Tratando-se de uma moléstia que atinge o povo como um todo, e precipuamente a população indigente, é indispensável ter em mente, em primeiro lugar, que os recursos a serem utilizados no seu combate, qualquer que seja a sua origem, são públicos, no original sentido do vocábulo na língua latina; ou seja, pertencem ao povo brasileiro. Além disso, não podemos jamais esquecer que o Brasil é um dos países de maior desigualdade social do mundo.

Para romper essa situação de extrema desigualdade social, parece-me indispensável começar a atuar no sistema tributário, que se funda muito mais nos impostos sobre o consumo – cujo montante é igual para todos, ricos ou pobres – do que no imposto de renda. Para corrigir essa injustiça social, podemos nos servir da via legislativa, sem qualquer mudança no texto constitucional, como exemplifico a seguir.

Em nosso país, a alíquota máxima do imposto de renda das pessoas físicas é de 27,5 %. Ocupamos com isto a 89ª posição na lista mundial de países, arrolados segundo o valor dessa alíquota. À nossa frente estão 16 países europeus, sendo que em seis deles a alíquota pode subir a mais de 50%. Estamos também atrás de oito países latino-americanos. Vale ainda notar que nos Estados Unidos, modelo sempre invocado pelo atual Presidente da República, a alíquota da personal income tax é de 37%.

Como se essa fraqueza tributária não fosse satisfatória para o pessoal da classe média, sem falar dos bilionários, em 1995 foi aprovada no Congresso Nacional e sancionada pelo Presidente Fernando Henrique Cardoso a Lei nº 9.249, que estabeleceu a isenção do imposto de renda sobre os lucros e dividendos, pagos ou creditados pelas pessoas jurídicas aos seus sócios ou acionistas. Suponhamos, então, que um sujeito abonado decida investir o grosso de seu patrimônio, para compensar os riscos, em uma dezena de companhias. Quanto pagará de imposto de renda pelos dividendos recebidos? Zero.

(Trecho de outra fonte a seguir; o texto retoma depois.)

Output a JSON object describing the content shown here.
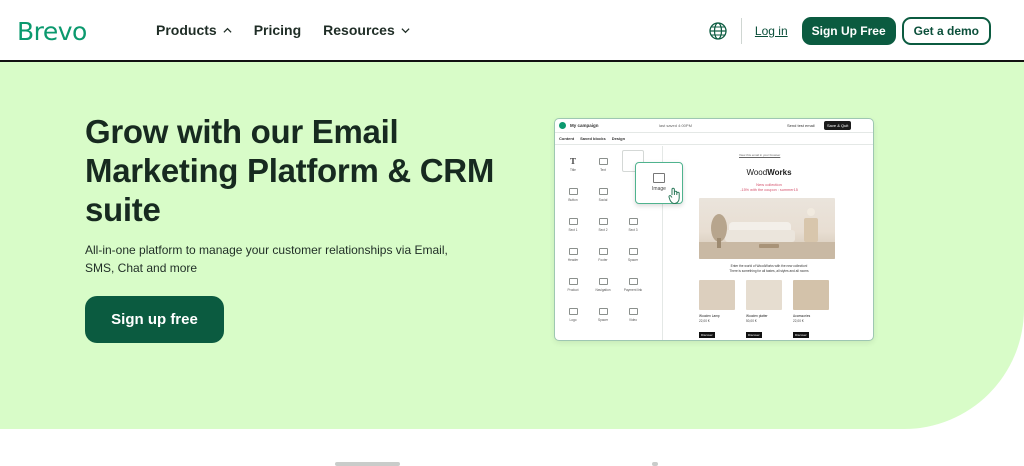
{
  "header": {
    "logo": "Brevo",
    "nav": [
      {
        "label": "Products",
        "icon": "chevron-up-icon"
      },
      {
        "label": "Pricing"
      },
      {
        "label": "Resources",
        "icon": "chevron-down-icon"
      }
    ],
    "login_label": "Log in",
    "signup_label": "Sign Up Free",
    "demo_label": "Get a demo",
    "globe_icon": "globe-icon"
  },
  "hero": {
    "title": "Grow with our Email Marketing Platform & CRM suite",
    "subtitle": "All-in-one platform to manage your customer relationships via Email, SMS, Chat and more",
    "cta_label": "Sign up free"
  },
  "editor": {
    "campaign_name": "My campaign",
    "saved_text": "last saved 4:00PM",
    "send_test": "Send test email",
    "save_quit": "Save & Quit",
    "tabs": [
      "Content",
      "Saved blocks",
      "Design"
    ],
    "blocks": [
      "Title",
      "Text",
      "Image",
      "Button",
      "Social",
      "Divider",
      "Sect 1",
      "Sect 2",
      "Sect 3",
      "Header",
      "Footer",
      "Spacer",
      "Product",
      "Navigation",
      "Payment link",
      "Logo",
      "Spacer",
      "Video"
    ],
    "drag_label": "Image",
    "email": {
      "view_online": "View this email in your browser",
      "brand_regular": "Wood",
      "brand_bold": "Works",
      "new_collection": "New collection",
      "promo": "-15% with the coupon : summer15",
      "desc_line1": "Enter the world of WoodWorks with the new collection!",
      "desc_line2": "There is something for all tastes, all styles and all rooms",
      "products": [
        {
          "name": "Wooden Lamp",
          "price": "22,00 €",
          "button": "Discover"
        },
        {
          "name": "Wooden platter",
          "price": "50,00 €",
          "button": "Discover"
        },
        {
          "name": "Accessories",
          "price": "22,00 €",
          "button": "Discover"
        }
      ]
    }
  },
  "colors": {
    "brand": "#0b996e",
    "button_dark": "#0b5b40",
    "hero_bg": "#d8fcc8",
    "promo": "#d4506b"
  }
}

Quanto ao imposto de renda das pessoas jurídicas, a alíquota no Brasil varia de 6% a 15%. Ainda aí, o nosso legislador procurou preservar os patrimônios empresariais, sem dúvida na suposição de que todas as empresas aqui domiciliadas contribuem para a riqueza nacional. Acontece que, ao fazermos uma comparação internacional, verificamos que a alíquota máxima desse imposto no Brasil é inferior à de 35 (exatamente trinta e cinco) outros países, inclusive aquela aplicada no paraíso sempre exaltado pelo nosso Chefe de Estado, os Estados Unidos da América: 25,9%.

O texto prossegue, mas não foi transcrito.